I am keen to supervise PhD students on the following topics
- Colonial urbanism, especially in South Asia
- Anti-Colonial Nationalism and its geographical expressions
- The geographies of sexuality, in contemporary and historical settings
- The historical geographies of constitutionalism
- Interwar internationalism and its spaces of expression and experience
- Applications of governmentality theory and postcolonial studies to geographical case studies and approaches
My past research has used Michel Foucault's recently translated governmentality lectures to analyse the landscapes of colonial ordering in interwar Delhi. These studies examined the spatial politics of Delhi as capital of the British Raj. Residential segregation, policing, and urban improvement were studied as ways of exploring the nature of colonial urban rule in Spaces of Colonialism: Delhi's Urban Governmentalities (2007). Further papers explored the biographies of British reformers, a comparison of planning ideologies, the postcolonial legacies of colonial governmentalities, and the translatability of Foucault's work to South Asia. These were followed by a project based around the writings of Carl Schmitt, focused on an edited book entitledSpatiality, Sovereignty and Carl Schmitt: Geographies of the Nomos: (2011). The chapters consider Schmitt's 1950 work The Nomos of the Earth, which explored the role of law in appropriating, producing and distributing space.

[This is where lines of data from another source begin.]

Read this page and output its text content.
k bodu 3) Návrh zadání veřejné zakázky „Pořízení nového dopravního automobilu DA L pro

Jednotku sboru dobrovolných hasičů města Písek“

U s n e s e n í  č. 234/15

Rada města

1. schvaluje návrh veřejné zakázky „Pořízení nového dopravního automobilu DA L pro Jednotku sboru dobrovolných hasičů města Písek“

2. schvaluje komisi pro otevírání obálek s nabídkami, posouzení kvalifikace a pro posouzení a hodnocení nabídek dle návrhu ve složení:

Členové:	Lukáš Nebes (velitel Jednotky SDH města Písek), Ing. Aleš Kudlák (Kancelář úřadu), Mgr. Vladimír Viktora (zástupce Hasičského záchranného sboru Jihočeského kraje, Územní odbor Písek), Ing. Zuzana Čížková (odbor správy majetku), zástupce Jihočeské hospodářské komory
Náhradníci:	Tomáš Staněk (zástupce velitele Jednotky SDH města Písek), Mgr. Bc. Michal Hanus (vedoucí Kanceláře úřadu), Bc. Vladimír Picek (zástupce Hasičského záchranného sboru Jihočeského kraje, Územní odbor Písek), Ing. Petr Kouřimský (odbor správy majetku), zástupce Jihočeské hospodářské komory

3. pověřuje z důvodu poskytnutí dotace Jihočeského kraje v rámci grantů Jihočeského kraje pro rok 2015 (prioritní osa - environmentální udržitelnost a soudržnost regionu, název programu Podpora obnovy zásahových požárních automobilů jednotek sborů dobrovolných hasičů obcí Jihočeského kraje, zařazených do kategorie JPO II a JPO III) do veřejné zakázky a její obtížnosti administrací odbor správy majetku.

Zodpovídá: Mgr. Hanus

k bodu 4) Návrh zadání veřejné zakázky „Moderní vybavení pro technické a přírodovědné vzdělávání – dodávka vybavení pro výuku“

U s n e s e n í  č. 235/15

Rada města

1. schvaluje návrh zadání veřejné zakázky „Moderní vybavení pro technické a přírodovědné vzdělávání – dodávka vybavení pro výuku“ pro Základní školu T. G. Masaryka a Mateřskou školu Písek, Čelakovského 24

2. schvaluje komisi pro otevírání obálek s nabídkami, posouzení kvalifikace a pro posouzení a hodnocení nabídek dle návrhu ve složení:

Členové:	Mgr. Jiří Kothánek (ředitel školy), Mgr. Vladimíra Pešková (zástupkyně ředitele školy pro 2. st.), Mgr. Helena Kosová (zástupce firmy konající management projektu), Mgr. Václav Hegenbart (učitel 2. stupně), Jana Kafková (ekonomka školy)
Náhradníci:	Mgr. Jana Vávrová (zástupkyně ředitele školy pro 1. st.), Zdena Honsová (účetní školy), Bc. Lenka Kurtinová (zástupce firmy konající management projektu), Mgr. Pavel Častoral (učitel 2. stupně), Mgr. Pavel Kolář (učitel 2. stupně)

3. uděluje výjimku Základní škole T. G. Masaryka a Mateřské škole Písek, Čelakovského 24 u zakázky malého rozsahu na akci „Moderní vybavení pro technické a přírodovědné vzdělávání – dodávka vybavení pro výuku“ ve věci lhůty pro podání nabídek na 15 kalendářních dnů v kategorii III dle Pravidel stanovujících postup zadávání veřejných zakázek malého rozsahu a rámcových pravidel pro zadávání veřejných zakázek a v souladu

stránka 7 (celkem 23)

In September 2014 I published Prostitution and the Ends of Empire: Scale, Governmentalities and Interwar India (Duke University Press). This consists of a multi-scalar analysis of the regulation of prostitution in India between the wars. it combines detailed case studies of Delhi, national legislation, the campaign of the Associations for Moral and Social Hygiene, and the influence of the League of Nations. Its aim is to explain the shift from policies favouring the segregation of brothels and prostitutes to the advocacy of suppressing brothels in the hope of reducing traffic in women and children.
My future research will focus on anti-colonial social and political movements in interwar Delhi. It will complement my earlier work on the Indian National Congress party in the city with comparative studies of different political geographies of the city. These will consider more fully the impact of the Muslim League, Communist and Trade Union organisations, student groupings, and Hindu Nationalists. Other ongoing research interests address south Asian governmentalities, subaltern theory and the scalar sovereignty of constitutional reform in interwar India.